I hate to rain on a parade, well actually I seem to enjoy it, but I still haven't figured out what exactly the occupy Wall St people want. Or at least, I haven't figured out what that could be that would be a potential policy that would make sense. Watching footage, I get the sense that yes, there are a few Paul-ites who want the Fed gone who are there (and may or may not be all that pleased with the tea party). They're not the driving elements, and they're more likely practically another species from the garden variety token protesters.
What seemed to be the complaints
1) We don't like banks. Like not even that we don't like that the banks got money from the federal government through TARP, but that we don't even like banking period. I guess that Sharon Angle quote about chicken bartering found an audience? Because that's just utterly stupid. One thing to have gripes and misgivings about centralised bankers or corporatisation of regulatory commissions, those may or may not be sensible and actually relate to our problems. Quite another to say Fuck this and want to get rid of the entire institution of finance.
2) We don't like Citizens United. Sorry, I can't get behind people who don't like what other people have to say using their free speech. I certainly agree that too often the political system is bought and sold, but it was too often BEFORE the Supreme Court said corporations and unions could throw more money into it. The problem is a) that too much of the political structure can be gamed by political influence in the first place or b) that there is too much that is left up to the political structure rather than left free to markets and social forces. Not that some of those social forces say things with which you may or may not agree. That strikes me as an essential function of democracy that people express themselves. Including even yourselves. It's not a required function of democracy that I, or anyone else, have to think everything you say is smart and clever and wonderful. This problem arises also with the morons like Palin who think that's what free speech means is that you don't criticize other people for saying idiotic things.
What it means is that you don't get put in jail for saying idiotic things. (note also that overlooked in the CU case is the expanded freedom for non-profits to say things in elections, for unions, and for basically anyone but the actual press. Also overlooked is that not all large business-corporate entities want the same things. They're no monolith. The road to profit has many turns.)
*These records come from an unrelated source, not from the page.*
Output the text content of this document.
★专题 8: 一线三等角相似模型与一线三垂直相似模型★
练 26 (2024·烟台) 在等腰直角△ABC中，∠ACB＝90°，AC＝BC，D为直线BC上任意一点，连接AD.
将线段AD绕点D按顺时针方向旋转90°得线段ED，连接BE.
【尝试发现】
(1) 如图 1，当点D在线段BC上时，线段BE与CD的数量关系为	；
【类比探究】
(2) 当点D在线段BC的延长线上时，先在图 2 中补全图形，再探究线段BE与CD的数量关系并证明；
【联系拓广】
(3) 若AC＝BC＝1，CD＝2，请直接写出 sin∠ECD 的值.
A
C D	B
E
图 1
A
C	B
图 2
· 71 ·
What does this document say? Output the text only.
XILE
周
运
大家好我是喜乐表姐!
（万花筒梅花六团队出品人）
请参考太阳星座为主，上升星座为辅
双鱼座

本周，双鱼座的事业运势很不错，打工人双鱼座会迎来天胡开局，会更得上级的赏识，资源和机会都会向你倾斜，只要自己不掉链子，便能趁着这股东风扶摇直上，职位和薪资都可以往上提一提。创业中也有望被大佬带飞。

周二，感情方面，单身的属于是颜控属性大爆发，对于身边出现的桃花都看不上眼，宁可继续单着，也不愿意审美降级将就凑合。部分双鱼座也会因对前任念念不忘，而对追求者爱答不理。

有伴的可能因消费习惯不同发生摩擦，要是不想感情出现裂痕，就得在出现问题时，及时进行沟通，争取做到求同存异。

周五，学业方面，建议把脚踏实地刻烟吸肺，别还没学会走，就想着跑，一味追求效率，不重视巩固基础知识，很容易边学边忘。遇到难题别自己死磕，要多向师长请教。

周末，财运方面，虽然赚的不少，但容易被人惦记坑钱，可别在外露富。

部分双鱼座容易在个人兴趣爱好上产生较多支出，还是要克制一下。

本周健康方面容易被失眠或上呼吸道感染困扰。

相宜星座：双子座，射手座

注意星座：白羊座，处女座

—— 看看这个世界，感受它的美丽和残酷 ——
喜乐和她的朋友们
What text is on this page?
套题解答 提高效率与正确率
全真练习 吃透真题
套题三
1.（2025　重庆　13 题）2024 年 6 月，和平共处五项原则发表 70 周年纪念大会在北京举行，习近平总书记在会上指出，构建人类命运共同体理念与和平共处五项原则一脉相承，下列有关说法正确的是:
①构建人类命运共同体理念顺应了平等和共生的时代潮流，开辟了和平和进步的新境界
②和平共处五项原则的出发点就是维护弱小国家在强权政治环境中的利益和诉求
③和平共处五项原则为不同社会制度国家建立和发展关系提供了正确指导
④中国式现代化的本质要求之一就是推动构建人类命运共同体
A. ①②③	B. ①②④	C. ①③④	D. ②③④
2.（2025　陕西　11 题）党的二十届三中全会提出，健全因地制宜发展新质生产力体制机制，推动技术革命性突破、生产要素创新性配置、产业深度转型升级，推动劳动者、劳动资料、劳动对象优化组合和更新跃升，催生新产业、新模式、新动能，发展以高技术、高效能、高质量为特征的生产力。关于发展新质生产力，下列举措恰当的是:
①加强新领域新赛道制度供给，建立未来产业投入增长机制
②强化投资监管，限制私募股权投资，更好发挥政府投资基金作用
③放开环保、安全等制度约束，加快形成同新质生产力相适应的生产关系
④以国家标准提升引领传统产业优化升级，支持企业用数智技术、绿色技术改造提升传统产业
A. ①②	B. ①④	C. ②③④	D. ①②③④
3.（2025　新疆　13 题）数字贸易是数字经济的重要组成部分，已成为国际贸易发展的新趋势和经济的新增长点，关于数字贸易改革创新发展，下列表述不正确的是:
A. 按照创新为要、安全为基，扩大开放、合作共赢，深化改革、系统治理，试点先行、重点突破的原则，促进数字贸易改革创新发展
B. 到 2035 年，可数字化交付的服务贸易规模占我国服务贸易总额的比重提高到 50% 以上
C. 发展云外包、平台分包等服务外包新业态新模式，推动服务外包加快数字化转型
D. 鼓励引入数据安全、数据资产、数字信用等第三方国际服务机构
3) We don't like paying for student loans for our useless degrees that didn't give a decent job, or any job. I think the supposed policy proscription here is to bailout these protesters the way banks were. I don't see how that a) helps them get jobs b) helps the overall economy (it mostly destroys a lot of issued credit) c) sends appropriate and socially necessary signals about how useful a particular degree will be for employment purposes (a problem we clearly already possess). If you wanted to educate yourself for other purposes, self-enrichment, self-fulfillment, etc, that's one thing, but in that case, one supposes that you would find your education worthwhile and not be bothered that you are burdened with debts and unemployment as a possible outcome. If you thought it was somehow leading to a career field, then I suggest that somebody needed to have a chat with you at some point and somebody needed to say "no". It probably won't.
4) I still don't see how this becomes a useful left-wing political movement. I see some elements for class strife, but mostly I see some pretend anarchists who don't like much of anything about the current system (but who, curiously, want the government to do something). There are some Tea Partiers who had similar dispositions or even some actual anarchist leanings, but most were conservatives dressed up in funny hats. From what I can tell about the Tea Party. It cost the Republicans a chance at controlling the Senate, and possibly a couple of House seats, and in a few other cases shifted their base farther to the right. This has meant that the party establishment has had no control over making deals to manage to accomplish much of anything of a tea party demand (things like cutting government spending require the ability to make deals to reduce spending or things like passing new laws to overturn some of the old ones, etc).
Unless I guess the demand was for ineffectual government that accomplishes nothing. I suspect a similar insurgency of actual socialists in the Democratic party would be similarly useless. But hey, I'm a pragmatist. Not an ideologue or a movement guy.
PS, that Peter King quote, yeah. Peter King is a moron first class of the moron brigade. Particularly on assessing potential threats. Why exactly would this mean that he's got some idea to speak seriously about protesters? What it says is that he's annoyed by media attention given to it, not that it has taken on any higher purpose and as yet deserves that attention. In the 60s, the movement of protests had many facets, but the primary unifier among them was opposition to the Vietnam War and civil rights for blacks. I'm not seeing any protest points being used that can be turned into a simple and effective policy for influencing national policies at all. We are not getting rid of banks or nationalising them. Corporate influence in politics isn't going away. And so on.
Wake me when you reach a consensus on something we might actually wish to do as a society to improve ourselves. (Get out of Afghanistan! or something, anything of that ilk).